Autofocus disabled by heated leather seats


As it is with Pique columns, so it is with conversations. There are good ways to begin and there are not-so good ways to begin. This concept, simple as it is, is perhaps best illustrated by an old joke.

Having reluctantly moved out of state to attend college, Jocelyn called home. Her younger brother answered. "How's my darling Fluffy," she asked. "Your cat's dead," her brother answered. Shocked and outraged, she lit into him. "How can you be so cruel? You can't just come right out and tell me something like that. You have to break it to me gently, you moron."

Dumbfounded and disinterested, her brother pleaded ignorance. "Well, what am I supposed to say?"

"Tell me Fluffy was out playing on the roof and fell off. Tell me she was hurt and you took her to the vet. Call me later and tell me the vet did everything she could but Fluffy's in heaven. Jeez, you're such an inconsiderate brother. So, how's mom."
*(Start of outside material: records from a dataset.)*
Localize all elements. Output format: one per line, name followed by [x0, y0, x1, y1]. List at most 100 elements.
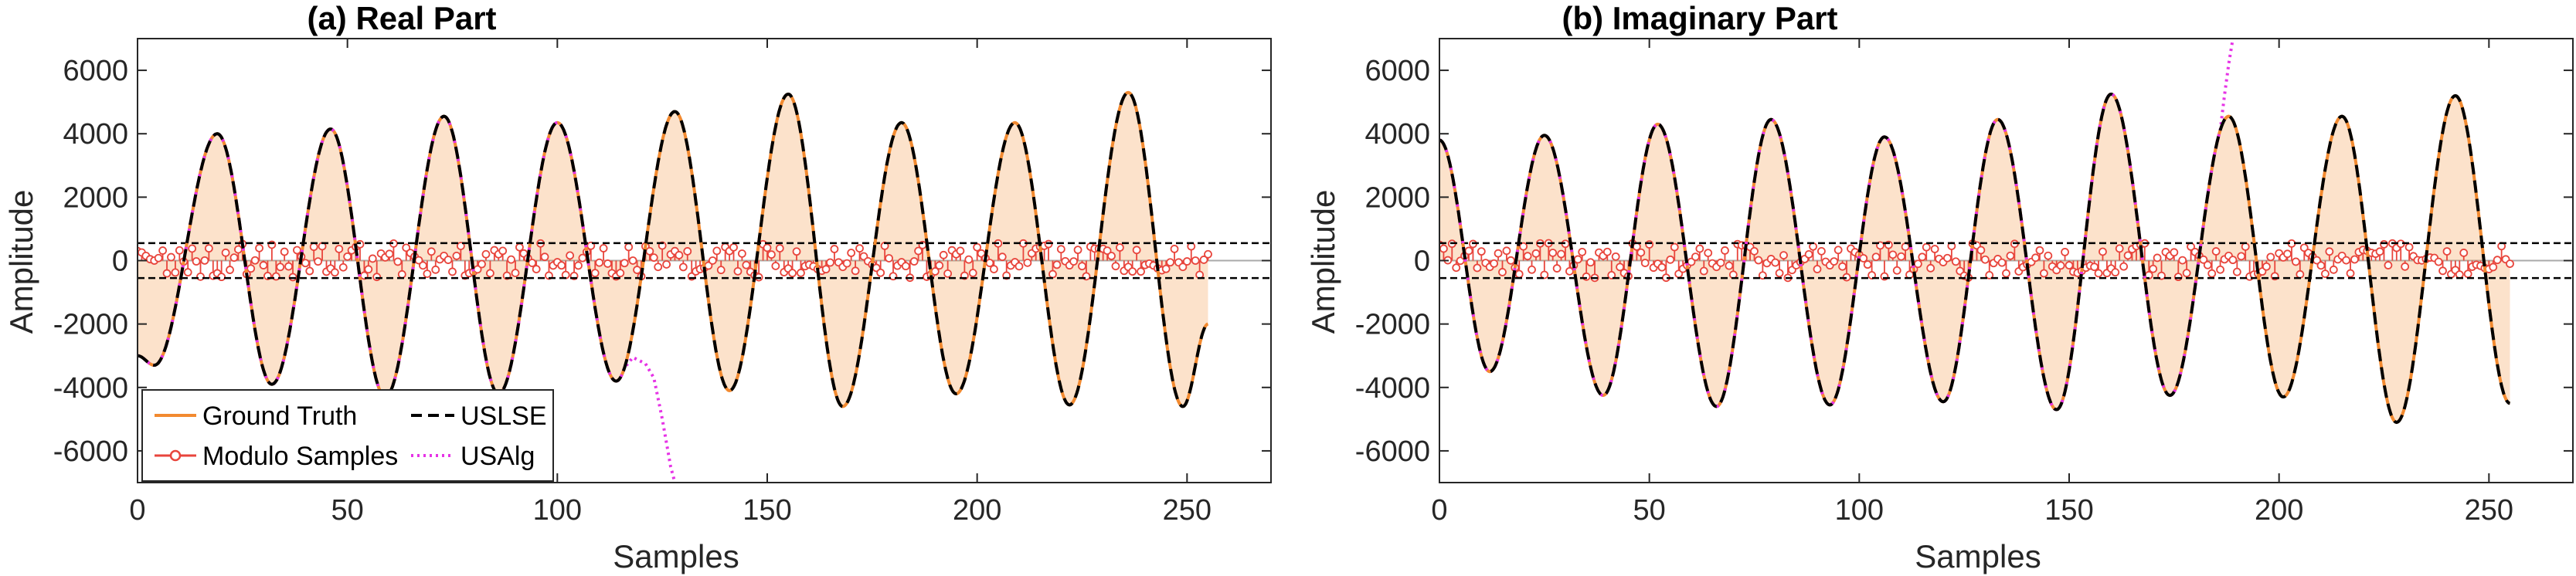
- modulo-sample-point: [1670, 242, 1679, 252]
- modulo-sample-point: [2442, 247, 2452, 256]
- modulo-sample-point: [767, 250, 776, 259]
- legend-label-ground-truth: Ground Truth: [202, 402, 357, 431]
- modulo-sample-point: [1514, 269, 1524, 279]
- modulo-sample-point: [330, 268, 339, 277]
- modulo-sample-point: [1586, 258, 1596, 267]
- modulo-sample-point: [481, 249, 491, 259]
- modulo-sample-point: [716, 266, 726, 275]
- modulo-sample-point: [246, 264, 256, 273]
- modulo-sample-point: [1838, 262, 1847, 271]
- modulo-sample-point: [1695, 244, 1704, 253]
- modulo-sample-point: [1582, 272, 1591, 281]
- modulo-sample-point: [1775, 269, 1784, 278]
- x-axis-label: Samples: [1915, 538, 2041, 574]
- legend-label-modulo-samples: Modulo Samples: [202, 442, 398, 471]
- modulo-sample-point: [1691, 252, 1700, 262]
- modulo-sample-point: [566, 251, 575, 260]
- modulo-sample-point: [628, 256, 637, 265]
- modulo-sample-point: [1573, 255, 1582, 264]
- modulo-sample-point: [2401, 262, 2410, 271]
- modulo-sample-point: [293, 246, 301, 255]
- y-tick-label: 0: [112, 246, 128, 278]
- modulo-sample-point: [1052, 260, 1062, 269]
- modulo-sample-point: [1645, 240, 1654, 249]
- modulo-sample-point: [402, 243, 411, 252]
- modulo-sample-point: [1528, 265, 1536, 274]
- modulo-sample-point: [654, 263, 663, 272]
- modulo-sample-point: [2228, 256, 2238, 265]
- modulo-sample-point: [2065, 261, 2074, 270]
- modulo-sample-point: [188, 244, 197, 253]
- modulo-sample-point: [1699, 266, 1708, 276]
- modulo-sample-point: [1519, 242, 1528, 251]
- modulo-sample-point: [1871, 252, 1881, 262]
- modulo-sample-point: [200, 256, 209, 265]
- modulo-sample-point: [271, 272, 280, 281]
- modulo-sample-point: [528, 259, 537, 267]
- modulo-sample-point: [2123, 251, 2133, 260]
- modulo-sample-point: [574, 261, 583, 270]
- modulo-sample-point: [2316, 261, 2326, 270]
- modulo-sample-point: [1918, 252, 1927, 262]
- modulo-sample-point: [2493, 256, 2502, 265]
- modulo-sample-point: [649, 253, 658, 263]
- modulo-sample-point: [1725, 261, 1734, 270]
- modulo-sample-point: [507, 255, 515, 264]
- modulo-sample-point: [1897, 252, 1906, 261]
- modulo-sample-point: [1980, 255, 1990, 264]
- x-tick-label: 50: [331, 494, 364, 527]
- legend-box: [141, 389, 554, 482]
- modulo-sample-point: [443, 256, 453, 264]
- modulo-sample-point: [2438, 266, 2447, 276]
- modulo-sample-point: [2350, 255, 2359, 264]
- modulo-sample-point: [2241, 242, 2250, 251]
- modulo-sample-point: [1892, 266, 1901, 275]
- modulo-sample-point: [1859, 254, 1868, 263]
- modulo-sample-point: [1721, 246, 1729, 255]
- modulo-sample-point: [2489, 263, 2498, 272]
- modulo-sample-point: [2002, 269, 2010, 278]
- modulo-sample-point: [1204, 249, 1212, 259]
- modulo-sample-point: [456, 242, 465, 250]
- modulo-sample-point: [431, 265, 440, 274]
- x-tick-label: 200: [2255, 494, 2303, 527]
- modulo-sample-point: [2203, 260, 2212, 269]
- modulo-sample-point: [301, 259, 310, 268]
- modulo-sample-point: [498, 246, 508, 256]
- modulo-sample-point: [2463, 269, 2472, 279]
- modulo-sample-point: [204, 244, 213, 253]
- modulo-sample-point: [2384, 261, 2393, 269]
- modulo-sample-point: [2237, 252, 2246, 261]
- modulo-sample-point: [1069, 257, 1079, 266]
- y-tick-label: 6000: [1364, 55, 1430, 87]
- modulo-sample-point: [171, 268, 180, 277]
- modulo-sample-point: [595, 258, 604, 267]
- modulo-sample-point: [427, 247, 436, 256]
- modulo-sample-point: [2325, 247, 2334, 256]
- modulo-sample-point: [788, 269, 797, 278]
- modulo-sample-point: [943, 269, 953, 278]
- modulo-sample-point: [2149, 264, 2158, 273]
- modulo-sample-point: [1863, 260, 1872, 269]
- ground-truth-fill: [1439, 93, 2510, 423]
- modulo-sample-point: [1901, 242, 1910, 251]
- chart-title: (b) Imaginary Part: [1562, 0, 1837, 36]
- x-tick-label: 50: [1633, 494, 1666, 527]
- modulo-sample-point: [2346, 269, 2355, 278]
- modulo-sample-point: [158, 246, 168, 255]
- modulo-sample-point: [1161, 264, 1171, 273]
- modulo-sample-point: [633, 266, 641, 274]
- modulo-sample-point: [712, 246, 722, 256]
- uslse-line: [1439, 92, 2510, 425]
- modulo-sample-point: [1170, 245, 1179, 253]
- modulo-sample-point: [217, 273, 226, 282]
- y-tick-label: 6000: [63, 55, 128, 87]
- modulo-sample-point: [1830, 257, 1839, 266]
- modulo-sample-point: [452, 251, 461, 260]
- modulo-sample-point: [842, 259, 851, 268]
- modulo-sample-point: [2211, 247, 2221, 256]
- modulo-sample-point: [738, 249, 746, 258]
- modulo-sample-point: [192, 257, 201, 266]
- modulo-sample-point: [1166, 258, 1174, 267]
- modulo-sample-point: [1704, 249, 1713, 258]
"Mom was out playing on the roof...."

While the content of bad opening sentences has changed over the course of my life, the chilled-to-the-bone feeling they trigger has remained constant. "Share your toys with your cousins" gave way to "Everybody put away your books; we're going to have a pop quiz," as opening lines I hated hearing when I was a kid. A couple of years later they paled in comparison to the heart-stopping, "I think I missed my period," which, ironically, was the first time I fully grasped that old chestnut about watching your life flash before your eyes. I like to think the shock and sadness I felt at the brevity of its flash had more to do with youth than with a pathetic lack of content.
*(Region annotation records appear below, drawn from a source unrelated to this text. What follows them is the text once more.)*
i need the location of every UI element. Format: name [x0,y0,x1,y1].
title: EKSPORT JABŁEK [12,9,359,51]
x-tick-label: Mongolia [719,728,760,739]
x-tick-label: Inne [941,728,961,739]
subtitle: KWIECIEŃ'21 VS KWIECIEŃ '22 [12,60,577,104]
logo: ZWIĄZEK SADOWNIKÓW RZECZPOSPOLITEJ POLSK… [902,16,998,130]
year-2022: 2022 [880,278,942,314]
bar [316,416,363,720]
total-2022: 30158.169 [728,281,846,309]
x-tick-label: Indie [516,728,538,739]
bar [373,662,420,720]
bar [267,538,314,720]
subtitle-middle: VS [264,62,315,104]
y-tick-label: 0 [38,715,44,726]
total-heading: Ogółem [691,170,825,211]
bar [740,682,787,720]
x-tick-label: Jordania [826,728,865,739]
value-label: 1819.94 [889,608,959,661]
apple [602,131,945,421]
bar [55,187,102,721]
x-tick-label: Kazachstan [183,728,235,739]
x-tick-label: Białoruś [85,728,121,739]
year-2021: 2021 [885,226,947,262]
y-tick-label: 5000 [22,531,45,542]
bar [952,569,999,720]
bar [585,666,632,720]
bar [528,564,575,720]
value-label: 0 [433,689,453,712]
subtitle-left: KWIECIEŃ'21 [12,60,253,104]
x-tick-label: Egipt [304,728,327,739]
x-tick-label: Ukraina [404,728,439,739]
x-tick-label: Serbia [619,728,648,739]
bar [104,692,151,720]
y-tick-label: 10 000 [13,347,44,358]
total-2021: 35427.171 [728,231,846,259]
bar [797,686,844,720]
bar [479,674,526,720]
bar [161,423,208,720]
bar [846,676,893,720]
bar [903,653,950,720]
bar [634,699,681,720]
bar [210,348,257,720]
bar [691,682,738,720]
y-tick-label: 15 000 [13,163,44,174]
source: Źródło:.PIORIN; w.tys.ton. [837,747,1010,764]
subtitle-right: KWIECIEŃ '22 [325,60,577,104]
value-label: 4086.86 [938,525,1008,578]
For most of my adult life, that aching feeling of impending doom has accompanied the opening line, "We have to talk," and its workplace variant, "Close the door; we have to talk." There's an ominous, Mobius-like redundancy to beginning a conversation - a talk - by saying, in effect, we have to have a conversation. Nothing good ever followed, not that I heard half of it, having gone into survival mode, scanning all possible escape routes and wondering how much of a career/relationship-limiting move projectile vomiting might be and whether blaming food poisoning would really get me off the hook.

That old, familiar feeling began gnawing away like a ravenous badger the other day when my Perfect Partner said, "I think we should get a new car."

"We just bought a new car," I replied. "Don't you remember, we drove down to Squamish to save a buck a pound on a Thanksgiving turkey and bought a car instead?"